As we relaxed and considered whether we could manage a dessert, a palette cleanser of berry mousse was served in a small glass. This was very creamy and fruity and could under other circumstances have been enough for dessert but we could not resist going for the third course.
The desserts which had been served to other tables looked spectacular. The ‘After Eight’ parfait seemed to be the top choice this evening but we chose lemon and ginger infused crème brûlée with prunes and Armagnac and a lemon and yoghurt sorbet for my companion and the toffee apple with layers of cinnamon shortbread with caramelised apples, Calvados, caramel sauce and liquorice ice cream.
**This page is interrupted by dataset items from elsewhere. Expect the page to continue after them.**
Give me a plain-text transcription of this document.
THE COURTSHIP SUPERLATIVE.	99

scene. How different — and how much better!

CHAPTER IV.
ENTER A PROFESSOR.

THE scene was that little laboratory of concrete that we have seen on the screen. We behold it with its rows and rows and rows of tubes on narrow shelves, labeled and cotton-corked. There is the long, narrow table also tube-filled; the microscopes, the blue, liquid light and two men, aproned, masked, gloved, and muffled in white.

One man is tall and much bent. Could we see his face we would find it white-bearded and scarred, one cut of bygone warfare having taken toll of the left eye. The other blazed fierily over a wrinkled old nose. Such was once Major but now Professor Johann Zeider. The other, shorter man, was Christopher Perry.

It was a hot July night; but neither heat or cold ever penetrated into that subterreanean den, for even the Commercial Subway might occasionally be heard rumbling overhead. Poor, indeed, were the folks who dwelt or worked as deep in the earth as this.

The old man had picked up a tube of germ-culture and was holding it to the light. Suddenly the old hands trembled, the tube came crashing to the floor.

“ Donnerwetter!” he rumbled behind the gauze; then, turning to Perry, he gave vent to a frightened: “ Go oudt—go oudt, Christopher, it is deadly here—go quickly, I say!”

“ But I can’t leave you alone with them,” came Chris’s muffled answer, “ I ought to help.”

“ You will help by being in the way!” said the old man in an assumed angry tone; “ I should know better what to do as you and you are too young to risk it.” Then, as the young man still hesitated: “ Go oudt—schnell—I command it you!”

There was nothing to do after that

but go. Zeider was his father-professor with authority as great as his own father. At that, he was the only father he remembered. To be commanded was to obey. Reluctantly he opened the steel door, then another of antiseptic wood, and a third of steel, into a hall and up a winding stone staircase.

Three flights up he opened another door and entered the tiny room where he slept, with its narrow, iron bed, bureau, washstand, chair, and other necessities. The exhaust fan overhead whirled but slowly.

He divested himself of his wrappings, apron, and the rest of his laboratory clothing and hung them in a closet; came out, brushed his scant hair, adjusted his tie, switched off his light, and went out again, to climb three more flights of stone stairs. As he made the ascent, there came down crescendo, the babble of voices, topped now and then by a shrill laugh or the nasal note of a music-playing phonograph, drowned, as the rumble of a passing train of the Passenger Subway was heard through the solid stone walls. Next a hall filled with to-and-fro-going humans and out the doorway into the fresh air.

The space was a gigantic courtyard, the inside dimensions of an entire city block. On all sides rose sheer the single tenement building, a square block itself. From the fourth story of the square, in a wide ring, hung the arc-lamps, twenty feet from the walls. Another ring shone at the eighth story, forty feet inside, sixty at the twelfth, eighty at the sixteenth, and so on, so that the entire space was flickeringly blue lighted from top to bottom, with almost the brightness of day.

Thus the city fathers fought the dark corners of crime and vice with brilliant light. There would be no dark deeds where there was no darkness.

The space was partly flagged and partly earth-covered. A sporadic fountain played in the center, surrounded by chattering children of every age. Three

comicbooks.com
While we didn’t have wine there were helpful recommendations to accompany these desserts and San Pietro has a very knowledgeable sommelier who is on hand to help with wine choices.
The service we received was attentive and friendly without being overbearing and this is obviously a well trained and cheerful team, with Michelle leading from front of house and Piero and his team of four chefs in the kitchen. There is still an influence of Germain Schwab here as I recognised faces who trained and worked with he and Annie at Winteringham Fields.
We finished with coffee but had to pass on the chocolates which came with it as we were too full.
This was one of the best and most accomplished meals I have eaten this year. It is a fine line between creating fine food and building too intimidating an ambience around serving it but San Pietro pulls it off with friendly, efficient service and a venue that is firmly rooted in its local community. I will definitely be returning.